Trying Times With Trump

 “A Republic, if you can keep it.”

* The job of the newly created  Special Inspector General for Pandemic Recovery is to monitor how the Treasury Department extends loans and loan guarantees. Moreover, the new inspector general has a mandate to notify Congress immediately if the White  House doesn’t cooperate with an audit or an investigation involving $2 trillion in stimulus money. What could go wrong with this scenario?

Unsurprisingly, the oversight position isn’t going over well with the Divider in chief. “I’ll be the oversight,” declared Trump.

The new IG is supposed to be nominated by the White House and confirmed by the Senate.

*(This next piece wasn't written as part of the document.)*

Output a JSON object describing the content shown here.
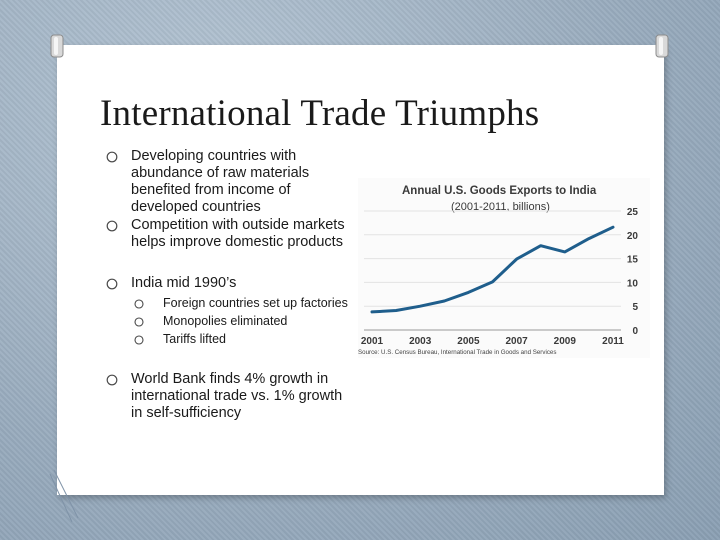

Presumably Stephen Miller, Corey Lewandowski, Sean Hannity, Pam Bondi, Ted Nugent and Roger Stone are still in the running.

* Donald Trump recently–and intemperately–called for “packed churches … all over our country … on Easter.” The call for de facto religious/political rallies had epidemiologists alarmed and Trump evangelicals elated. (Even the Pope called upon Christians to celebrate Holy Week and Easter by not gathering for worship services.) America’s misleader has since walked it back as the outbreak has spread and social-distancing is a common sense and public health given. Too bad we couldn’t give up Trump for Lent.

* “Because the ‘Ratings’ of my (daily) News Conferences etc. are so high, ‘Bachelor finale, Monday Night Football’ type numbers according to the @nytimes, the Lamestream Media is going CRAZY.” Whatever. It’s what you get during an existential crisis with a narcissistic “Celebrity Apprentice” host as president. So, thanks again, basket of deplorables, feckless GOPsters, skewed-priority greed heads and disaffected progressives who sat out the 2016 election. No one saw COVID-19 coming, but we all should have foreseen a mega mess as the collateral damage from having an unprepared, unethical  rogue charlatan in the White Nationalist House.